Hull forms and rigidity
Glues and repairs
A ‘PVC vs rubber’ article from 2011 by The Boat People
PVC vs PU vs synthetic rubber: slightly biased. Skip to: 2. ‘Characteristics of the Material’.
IKs are fabricated or assembled in two ways: either with airtight ‘inner tubes’ which inflate inside the floor and side compartments of a (sometimes porous) protective fabric shell to make a rigid form, like a bicycle tyre inner tube.
Or sections of hull fabric are assembled to make fully airtight chambers and a load-carrying monocoque. I call this ‘tubeless‘ (which is also found on the very cheapest heat-welded vinyl IKs) and the pros and cons of both are explained below.
An IK’s hull can be an envelope or shell made of three chambers (two sides and the floor) usually made of PVC, woven nylon or both. Inside the casing fit light, removable sponsons or air bladders, made either from more PVC, more durable and flexible urethane, or just PU-coated nylon. Examples include Aire, some Aquaglide, Sevylor, Intex, Decathlon Itiwit and Advanced Elements.
Vinyl and urethane (PU) may all be just ‘plastics’, but might be compared to a Platypus water bladder (vinyl, stiff, slippery) and the blue Camelbak PU (softer and rubbery).
That is why in bladder boats like Aire, tough PVC is good for the outer shell and urethane makes an ideal, slightly stretchy bladder. Cheaper Aire Tributary IKs use vinyl bladders.
Compare that to the Gumotex, Grabner (both rubber), NRS (hypalon and Star PVC models), Sea Eagle, Incept and AquaGlide Chelan (all PVC) style of fabrication which involves the perfect gluing or heat-welding of the hull sections into a tubeless airtight monocoque.
I noticed my ‘tubeless’ analogy was adopted by Innova, the former US-based Gumotex importers, except that they tried to make out that ‘tubeless’ is superior. It certainly is for automotive tyre use, but with IKs it’s down to manufacturing ease and costs. PVC (welded is best, like Incept or some Aires, not glued like some Advanced Elements or sewn like Tributary) is stiffer once pumped up, less durable, doesn’t abrade so well on grit (out of the water), but is less expensive than synthetic rubbers, easy to weld or sew, and is slipperier in the water.
The difference between the ‘tubeless’ or ‘tubed’ IKs is down to manufacturing costs and materials. It costs more make a tubeless IK because the seal must be perfect. All bladder IKs are made of PVC; no one makes rubber IKs with bladders
On boats with air bladders the shell doesn’t have to be airtight which is why it can be sewn like the boat above. The shell takes form as the bladder is inflated. Shells can be heat welded, sewn or glued, and need sleeve openings or zips to access and repair or replace bladders, if necessary.

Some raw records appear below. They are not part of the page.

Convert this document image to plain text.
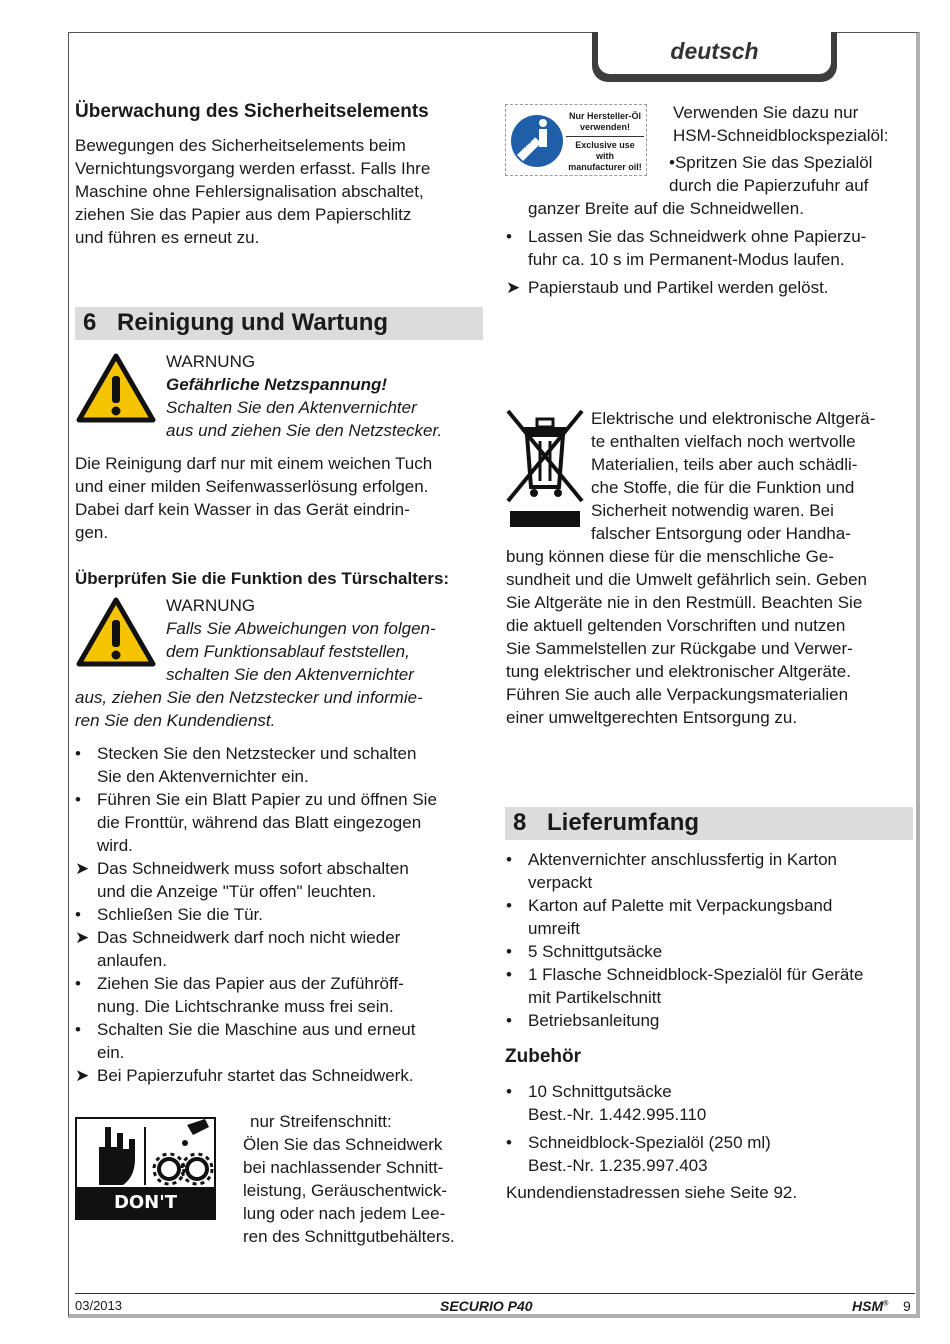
deutsch

Überwachung des Sicherheitselements

Bewegungen des Sicherheitselements beim

Vernichtungsvorgang werden erfasst. Falls Ihre

Maschine ohne Fehlersignalisation abschaltet,

ziehen Sie das Papier aus dem Papierschlitz

und führen es erneut zu.

6 Reinigung und Wartung

WARNUNG

Gefährliche Netzspannung!

Schalten Sie den Aktenvernichter

aus und ziehen Sie den Netzstecker.

Die Reinigung darf nur mit einem weichen Tuch

und einer milden Seifenwasserlösung erfolgen.

Dabei darf kein Wasser in das Gerät eindrin-

gen.

Überprüfen Sie die Funktion des Türschalters:

WARNUNG

Falls Sie Abweichungen von folgen-

dem Funktionsablauf feststellen,

schalten Sie den Aktenvernichter

aus, ziehen Sie den Netzstecker und informie-

ren Sie den Kundendienst.

• Stecken Sie den Netzstecker und schalten
Sie den Aktenvernichter ein.
• Führen Sie ein Blatt Papier zu und öffnen Sie
die Fronttür, während das Blatt eingezogen
wird.
➤ Das Schneidwerk muss sofort abschalten
und die Anzeige "Tür offen" leuchten.
• Schließen Sie die Tür.
➤ Das Schneidwerk darf noch nicht wieder
anlaufen.
• Ziehen Sie das Papier aus der Zuführöff-
nung. Die Lichtschranke muss frei sein.
• Schalten Sie die Maschine aus und erneut
ein.
➤ Bei Papierzufuhr startet das Schneidwerk.
DON'T FORGET

nur Streifenschnitt:

Ölen Sie das Schneidwerk

bei nachlassender Schnitt-

leistung, Geräuschentwick-

lung oder nach jedem Lee-

ren des Schnittgutbehälters.

HSM
Nur Hersteller-Öl
verwenden!
Exclusive use with
manufacturer oil!

Verwenden Sie dazu nur

HSM-Schneidblockspezialöl:

•Spritzen Sie das Spezialöl

durch die Papierzufuhr auf

ganzer Breite auf die Schneidwellen.

• Lassen Sie das Schneidwerk ohne Papierzu-

fuhr ca. 10 s im Permanent-Modus laufen.

➤ Papierstaub und Partikel werden gelöst.

Elektrische und elektronische Altgerä-

te enthalten vielfach noch wertvolle

Materialien, teils aber auch schädli-

che Stoffe, die für die Funktion und

Sicherheit notwendig waren. Bei

falscher Entsorgung oder Handha-

bung können diese für die menschliche Ge-

sundheit und die Umwelt gefährlich sein. Geben

Sie Altgeräte nie in den Restmüll. Beachten Sie

die aktuell geltenden Vorschriften und nutzen

Sie Sammelstellen zur Rückgabe und Verwer-

tung elektrischer und elektronischer Altgeräte.

Führen Sie auch alle Verpackungsmaterialien

einer umweltgerechten Entsorgung zu.

8 Lieferumfang
• Aktenvernichter anschlussfertig in Karton
verpackt
• Karton auf Palette mit Verpackungsband
umreift
• 5 Schnittgutsäcke
• 1 Flasche Schneidblock-Spezialöl für Geräte
mit Partikelschnitt
• Betriebsanleitung

Zubehör

• 10 Schnittgutsäcke
Best.-Nr. 1.442.995.110
• Schneidblock-Spezialöl (250 ml)
Best.-Nr. 1.235.997.403

Kundendienstadressen siehe Seite 92.

03/2013	SECURIO P40	HSM® 9
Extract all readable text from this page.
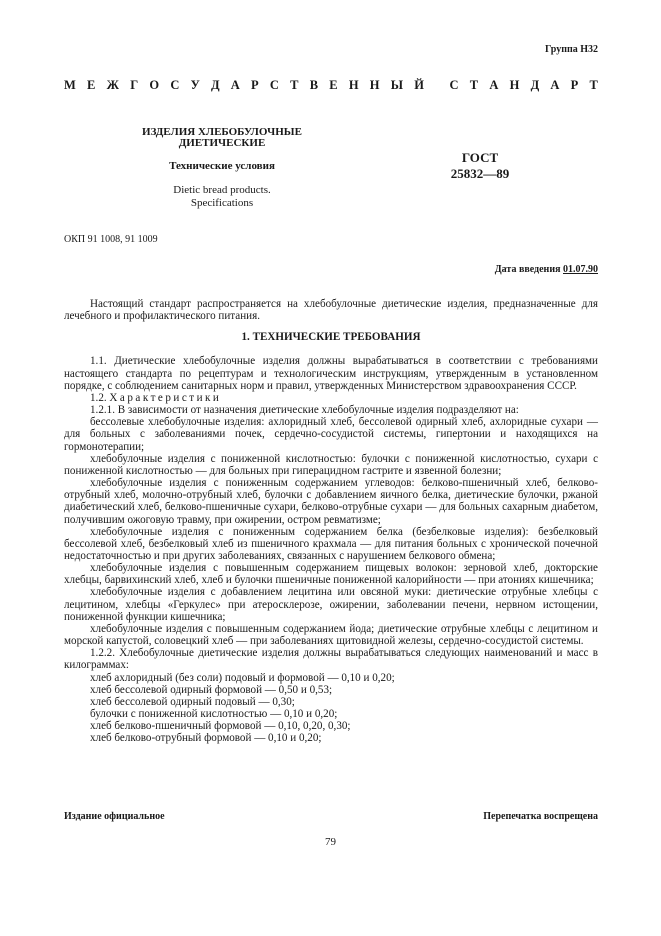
Группа Н32
М Е Ж Г О С У Д А Р С Т В Е Н Н Ы Й
С Т А Н Д А Р Т
ИЗДЕЛИЯ ХЛЕБОБУЛОЧНЫЕ
ДИЕТИЧЕСКИЕ
Технические условия
Dietic bread products.
Specifications
ГОСТ
25832—89
ОКП 91 1008, 91 1009
Дата введения 01.07.90

Настоящий стандарт распространяется на хлебобулочные диетические изделия, предназначенные для лечебного и профилактического питания.

1. ТЕХНИЧЕСКИЕ ТРЕБОВАНИЯ

1.1. Диетические хлебобулочные изделия должны вырабатываться в соответствии с требованиями настоящего стандарта по рецептурам и технологическим инструкциям, утвержденным в установленном порядке, с соблюдением санитарных норм и правил, утвержденных Министерством здравоохранения СССР.

1.2. Характеристики

1.2.1. В зависимости от назначения диетические хлебобулочные изделия подразделяют на:

бессолевые хлебобулочные изделия: ахлоридный хлеб, бессолевой одирный хлеб, ахлоридные сухари — для больных с заболеваниями почек, сердечно-сосудистой системы, гипертонии и находящихся на гормонотерапии;

хлебобулочные изделия с пониженной кислотностью: булочки с пониженной кислотностью, сухари с пониженной кислотностью — для больных при гиперацидном гастрите и язвенной болезни;

хлебобулочные изделия с пониженным содержанием углеводов: белково-пшеничный хлеб, белково-отрубный хлеб, молочно-отрубный хлеб, булочки с добавлением яичного белка, диетические булочки, ржаной диабетический хлеб, белково-пшеничные сухари, белково-отрубные сухари — для больных сахарным диабетом, получившим ожоговую травму, при ожирении, остром ревматизме;

хлебобулочные изделия с пониженным содержанием белка (безбелковые изделия): безбелковый бессолевой хлеб, безбелковый хлеб из пшеничного крахмала — для питания больных с хронической почечной недостаточностью и при других заболеваниях, связанных с нарушением белкового обмена;

хлебобулочные изделия с повышенным содержанием пищевых волокон: зерновой хлеб, докторские хлебцы, барвихинский хлеб, хлеб и булочки пшеничные пониженной калорийности — при атониях кишечника;

хлебобулочные изделия с добавлением лецитина или овсяной муки: диетические отрубные хлебцы с лецитином, хлебцы «Геркулес» при атеросклерозе, ожирении, заболевании печени, нервном истощении, пониженной функции кишечника;

хлебобулочные изделия с повышенным содержанием йода; диетические отрубные хлебцы с лецитином и морской капустой, соловецкий хлеб — при заболеваниях щитовидной железы, сердечно-сосудистой системы.

1.2.2. Хлебобулочные диетические изделия должны вырабатываться следующих наименований и масс в килограммах:

хлеб ахлоридный (без соли) подовый и формовой — 0,10 и 0,20;

хлеб бессолевой одирный формовой — 0,50 и 0,53;

хлеб бессолевой одирный подовый — 0,30;

булочки с пониженной кислотностью — 0,10 и 0,20;

хлеб белково-пшеничный формовой — 0,10, 0,20, 0,30;

хлеб белково-отрубный формовой — 0,10 и 0,20;

Издание официальное	Перепечатка воспрещена
79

The robustness and durability of the shell is a factor, as it takes all the knocks and abrasion. Reliable heat welding of quality PVC is best, certainly compared to vulnerable stitching or laborious gluing. The green shell of the boat above was ripped on its second outing (possibly left in the hot sun). I also read that on cheaper IKs, sponsons can get twisted in the sleeves during unrolling and inflation.
The big drawback with bladders is that it’s normal for some water to seep inside the hull shell in the spaces between the bladder and shell. Result: the boat takes ages to dry properly. This may not matter in your villa in Acapulco, but it sure does in Scotland or Scandinavia or Seattle. Coming back tired from a long paddle and then packing a wet boat is as undesirable as packing a wet anything, not least if it’s seawater. Mildew may develop, grit may get in and who knows, something may rot and shorten the life of your boat.
If your boat is in and out of your car boot or motorhome, tubeless is the way to go. If you’re more into multi-day trips and have time and space to dry it later, a bladder boat has no disadvantages.
Tubeless construction is the original or ‘European’ method when all boats were made from rubber like Hypalon. If well made, as most were back then, a boat can last decades as rafters know well (left, a hypalon Semperit from the 80s).
Our Nitrilon Gumotex Solar looked as good as new when I sold it some nine years on, and had my Incept K40 been made from the same material and not PVC, I’d have probably kept it. No matter what they tell you (‘easy repair’), bladdered IKs are about ease of assembly and cost-saving.
I like the simplicity of tubeless IKs: a tough one piece shell with less bulk. There is no cheap way of doing it and so any tubeless IK like a Gumotex, Sea Eagle (heat-welded PVC), Chelan or Grabner ought to be a well-made IK.
In my experience in the US, IK rental outfitters tend to use tubeless Hypalon IKs like NRS or Hyside, even if most recreational IKs sold are bladdered. Tubeless will cost more but they’ll last much longer, especially if made from synthetic rubber.